There were also a lot less of the "forced path" designs that Halo 4 had with the stupid overlapping double back ovals where you had to run up a ramp while people shot at you from both above and across the way, so you were basically just dealing with constant position trolling. Instead, this game gave a lot of freedom in the level design for how you wanted to tackle things and go up or in or around levels with lots of tunnels and holes or high ground, finding more clusters of enemies everywhere but not too exposed to 100 at once unless you weren't paying attention or wanted to be as part of a devious strategy.
After playing Destiny I was a bit worried that this was going to be too much like older Halo games with fairly direct clashes or big open field battles and not have that wild scrappy "in the thick of it" feeling that Destiny has, but it does and does it even better because of the Halo weapon hot swapping rather than cheesy powers and RPG stuff. I never felt like I had to wait on anything or be overly defensive. I could always get in there and go crazy and have leeway to mix it up if an idea wasn't turning out too well. The ideas that did, however, made for some really fun kill combo moments and weapon synergies.
I wasn't a big fan of those dumb turrets that charge up and fire lasers tho because they were stupid easy to avoid and just took an annoying amount of fire to blow up. I usually just half-ignored dodged them easily while I killed everyone then blew them up at the end like a chore.

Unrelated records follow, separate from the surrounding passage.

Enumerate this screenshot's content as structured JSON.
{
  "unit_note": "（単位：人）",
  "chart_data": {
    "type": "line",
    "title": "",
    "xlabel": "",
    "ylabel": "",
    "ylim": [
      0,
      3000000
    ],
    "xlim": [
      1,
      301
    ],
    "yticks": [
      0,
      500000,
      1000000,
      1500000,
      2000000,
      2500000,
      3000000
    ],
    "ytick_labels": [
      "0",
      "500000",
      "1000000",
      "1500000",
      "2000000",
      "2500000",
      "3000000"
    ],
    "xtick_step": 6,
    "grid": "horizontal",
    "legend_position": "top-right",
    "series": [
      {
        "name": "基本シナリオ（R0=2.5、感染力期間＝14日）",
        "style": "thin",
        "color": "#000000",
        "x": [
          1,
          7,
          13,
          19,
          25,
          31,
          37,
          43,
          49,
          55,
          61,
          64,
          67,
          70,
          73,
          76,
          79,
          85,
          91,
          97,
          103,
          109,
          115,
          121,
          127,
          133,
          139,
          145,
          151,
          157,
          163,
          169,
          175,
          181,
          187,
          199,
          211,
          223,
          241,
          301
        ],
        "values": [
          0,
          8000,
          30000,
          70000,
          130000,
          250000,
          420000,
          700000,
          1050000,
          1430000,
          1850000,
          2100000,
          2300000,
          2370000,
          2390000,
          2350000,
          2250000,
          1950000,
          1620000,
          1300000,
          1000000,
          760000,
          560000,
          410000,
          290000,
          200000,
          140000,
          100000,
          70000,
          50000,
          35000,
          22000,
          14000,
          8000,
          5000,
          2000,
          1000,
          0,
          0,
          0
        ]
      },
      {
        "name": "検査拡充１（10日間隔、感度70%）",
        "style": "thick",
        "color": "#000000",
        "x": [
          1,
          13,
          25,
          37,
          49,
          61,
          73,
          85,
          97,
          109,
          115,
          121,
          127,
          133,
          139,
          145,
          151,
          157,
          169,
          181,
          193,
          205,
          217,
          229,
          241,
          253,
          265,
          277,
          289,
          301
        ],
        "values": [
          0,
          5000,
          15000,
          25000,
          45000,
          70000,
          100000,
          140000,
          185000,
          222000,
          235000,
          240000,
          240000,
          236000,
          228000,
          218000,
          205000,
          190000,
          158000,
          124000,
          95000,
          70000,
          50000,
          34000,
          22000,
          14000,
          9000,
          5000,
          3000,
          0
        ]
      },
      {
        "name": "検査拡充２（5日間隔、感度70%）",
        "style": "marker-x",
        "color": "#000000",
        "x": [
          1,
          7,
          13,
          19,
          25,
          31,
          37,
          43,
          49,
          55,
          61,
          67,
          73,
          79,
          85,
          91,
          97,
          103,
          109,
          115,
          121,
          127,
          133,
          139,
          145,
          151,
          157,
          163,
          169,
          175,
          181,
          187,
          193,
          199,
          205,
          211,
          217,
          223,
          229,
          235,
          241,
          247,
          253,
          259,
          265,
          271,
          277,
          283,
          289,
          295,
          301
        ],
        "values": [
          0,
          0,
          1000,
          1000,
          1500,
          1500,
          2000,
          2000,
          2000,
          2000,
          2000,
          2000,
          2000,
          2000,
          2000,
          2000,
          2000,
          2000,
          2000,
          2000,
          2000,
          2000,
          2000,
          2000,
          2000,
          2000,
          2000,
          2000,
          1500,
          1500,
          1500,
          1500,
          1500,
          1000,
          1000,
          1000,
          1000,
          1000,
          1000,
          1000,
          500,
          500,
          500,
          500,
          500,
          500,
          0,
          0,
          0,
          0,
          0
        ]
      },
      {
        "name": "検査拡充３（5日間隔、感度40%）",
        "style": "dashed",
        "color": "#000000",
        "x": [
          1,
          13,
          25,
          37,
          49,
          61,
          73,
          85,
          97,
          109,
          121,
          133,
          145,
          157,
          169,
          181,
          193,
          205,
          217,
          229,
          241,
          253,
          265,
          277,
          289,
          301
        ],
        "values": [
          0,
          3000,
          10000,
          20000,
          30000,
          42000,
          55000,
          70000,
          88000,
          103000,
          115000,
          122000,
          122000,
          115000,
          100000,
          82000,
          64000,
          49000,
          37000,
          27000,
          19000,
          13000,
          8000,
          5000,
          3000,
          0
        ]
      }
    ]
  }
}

Overall it has the things most important to me in an action game:
-Enough mobility and variety at hand for creative, player-expressive play*
-Dynamic mechanics and engagements rather than prescribed tactics**
-Lets you be in the scrap, taking risks, riding the fine line of death.
*A non-shooter example would be DMC or Bayonetta, or a hybrid example would be RE6.
**Meaning, nothing like necessitated wall cover gameplay where you spend too much time waiting. No rote actions to defeat an enemy like in Dark Souls were you often bait a hard swing then stab them in the recovery window. You can always do things in a new way and can be always-active.